What: "Beastie's Birthday Party."
When: 7 p.m. today, 2 p.m. Saturday, Sunday.
Where: Mountain Arts Community Center, 809 Kentucky Ave., Signal Mountain.
Admission: $5; additional $3 for backstage tour and puppet-making session after the show.
Fred Arnold, who toiled for more than 50 years to keep the art of puppetry alive and thriving in Chattanooga, has come out of retirement to work with Signal Mountain artist Colleen Laliberte in staging a new puppet theater production, "Beastie's Birthday Party."
The small-scale show will be offered at the Mountain Arts Community Center on Signal Mountain today through Sunday. Other, larger productions will follow.

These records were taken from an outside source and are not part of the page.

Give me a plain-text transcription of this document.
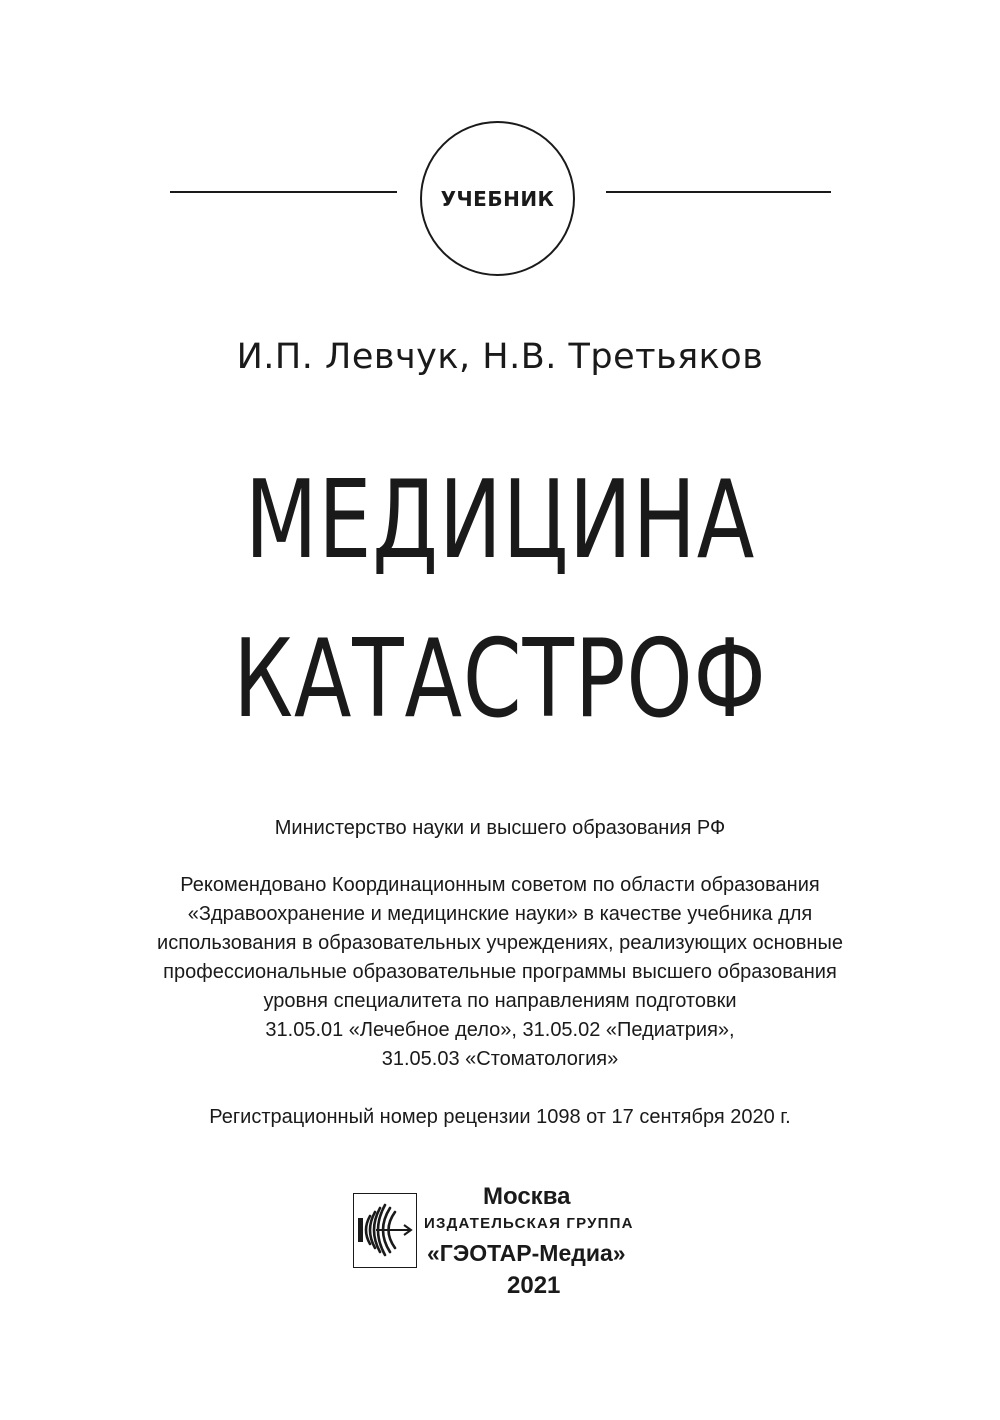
УЧЕБНИК
И.П. Левчук, Н.В. Третьяков
МЕДИЦИНА
КАТАСТРОФ

Министерство науки и высшего образования РФ

Рекомендовано Координационным советом по области образования

«Здравоохранение и медицинские науки» в качестве учебника для

использования в образовательных учреждениях, реализующих основные

профессиональные образовательные программы высшего образования

уровня специалитета по направлениям подготовки

31.05.01 «Лечебное дело», 31.05.02 «Педиатрия»,

31.05.03 «Стоматология»

Регистрационный номер рецензии 1098 от 17 сентября 2020 г.

Москва
ИЗДАТЕЛЬСКАЯ ГРУППА
«ГЭОТАР-Медиа»
2021
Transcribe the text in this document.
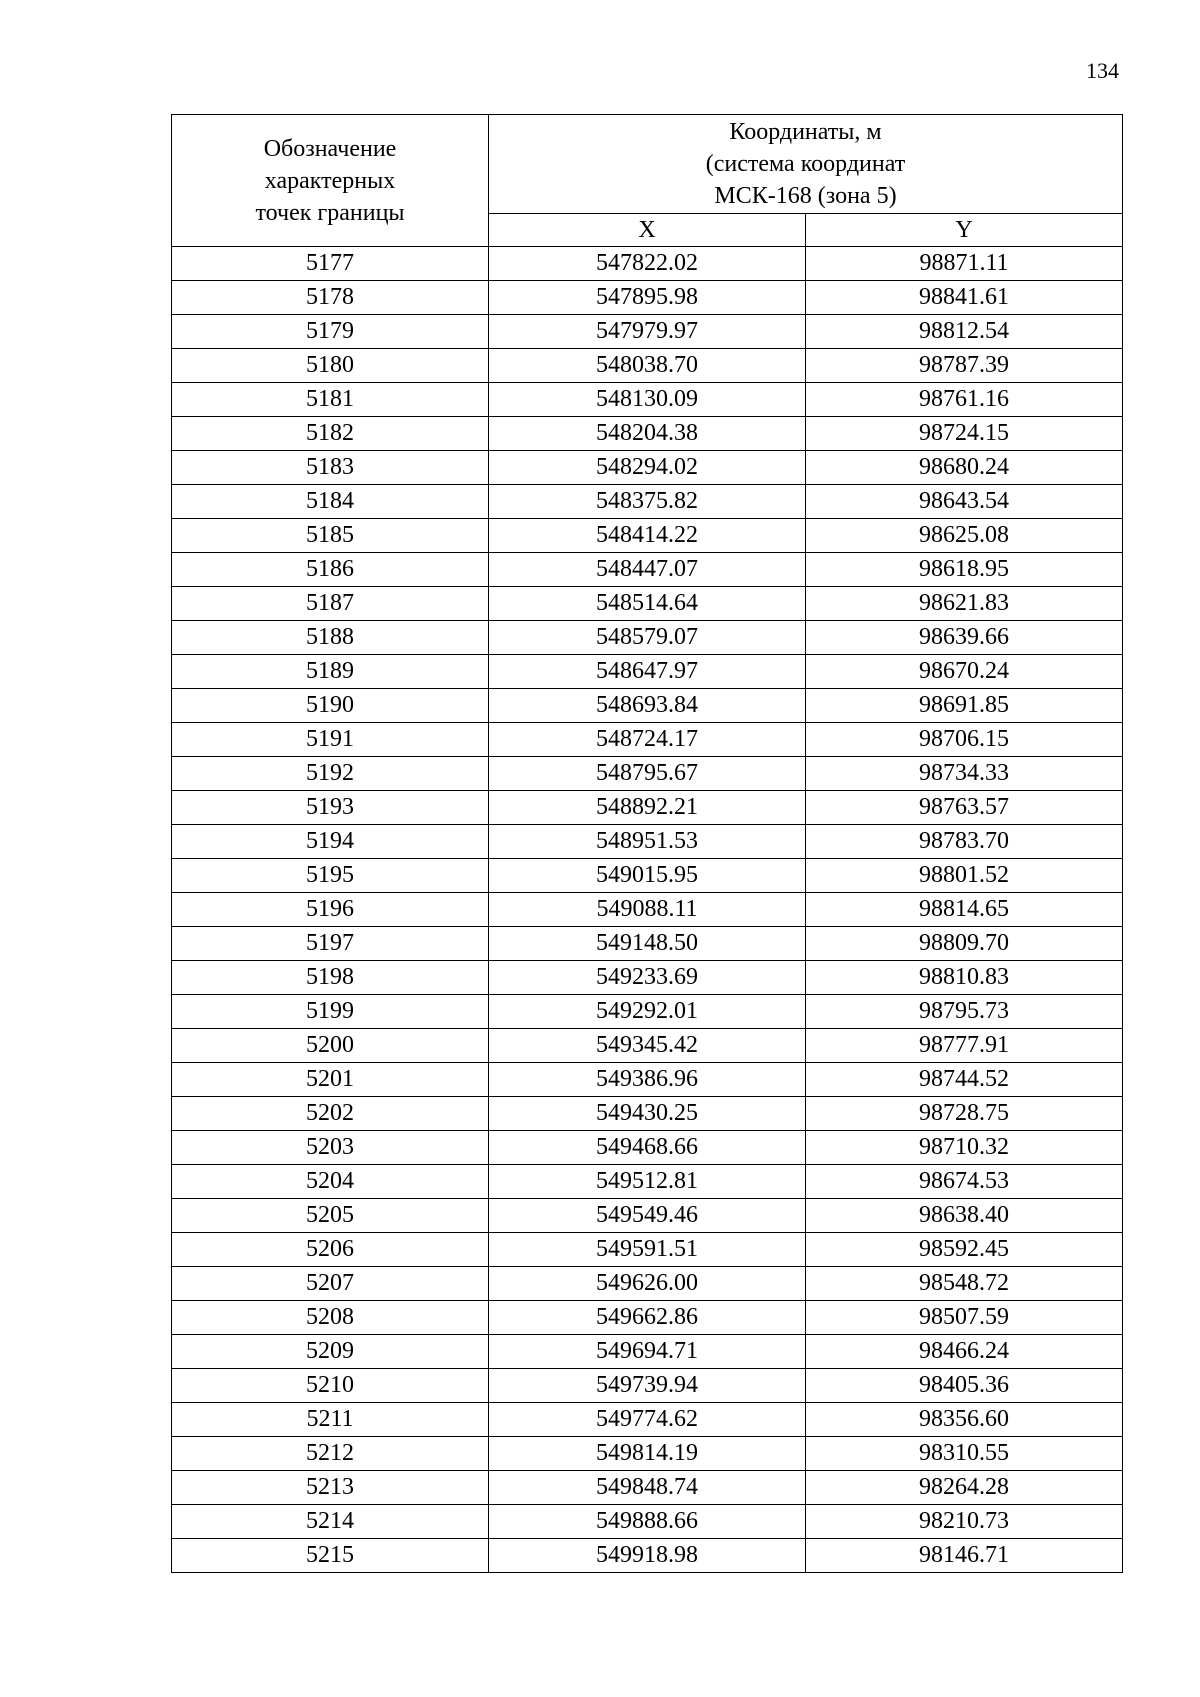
134
Обозначение
характерных
точек границы	Координаты, м
(система координат
МСК-168 (зона 5)	

	X	Y
5177	547822.02	98871.11
5178	547895.98	98841.61
5179	547979.97	98812.54
5180	548038.70	98787.39
5181	548130.09	98761.16
5182	548204.38	98724.15
5183	548294.02	98680.24
5184	548375.82	98643.54
5185	548414.22	98625.08
5186	548447.07	98618.95
5187	548514.64	98621.83
5188	548579.07	98639.66
5189	548647.97	98670.24
5190	548693.84	98691.85
5191	548724.17	98706.15
5192	548795.67	98734.33
5193	548892.21	98763.57
5194	548951.53	98783.70
5195	549015.95	98801.52
5196	549088.11	98814.65
5197	549148.50	98809.70
5198	549233.69	98810.83
5199	549292.01	98795.73
5200	549345.42	98777.91
5201	549386.96	98744.52
5202	549430.25	98728.75
5203	549468.66	98710.32
5204	549512.81	98674.53
5205	549549.46	98638.40
5206	549591.51	98592.45
5207	549626.00	98548.72
5208	549662.86	98507.59
5209	549694.71	98466.24
5210	549739.94	98405.36
5211	549774.62	98356.60
5212	549814.19	98310.55
5213	549848.74	98264.28
5214	549888.66	98210.73
5215	549918.98	98146.71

"Beastie's Birthday Party" was expanded from a script Arnold wrote for the shows he staged annually between 1959 and 1973 at the Plum Nelly Art Show on Lookout Mountain.
"It's so charming and sweet," Laliberte said of the 35-minute production, which includes about a dozen puppets and is staged by eight young puppeteers and one adult.
The main character is Beastie -- "a giant, fantastical animal of unknown origin," in Arnold's description -- who throws himself a surprise birthday party upon finding a less-than-welcoming atmosphere after moving to the woods. After all, he figures, nobody can be unhappy at a birthday party.
Surrounding the three-puppet Beastie in the story are, among others, Constable Cat, a field mouse, a groundhog, a mole, a possum and a rabbit.
The voices on the soundtrack, which includes new original music and songs by Arnold, include Rhonda Catanzaro, Kim Thompson, Rob Inman, Glenna Inman, Mike Sayne, Ray Laliberte and Dr. Joe Holmes.
"It's a great cast of voices," said Laliberte, who worked with Arnold, 81, during several shows in his 30-year puppet theater run at Oak Street Playhouse from 1981-2010.
Laliberte directed the production and, with a desire to continue a puppetry center in the area, built the puppets with the longtime puppet master.
"He is such a genius," she said. "I wanted to learn as much as possible from him. Each week [in building the show] was a lesson" in "how to make [the puppet] do what you want it to do. I learned every step of the way."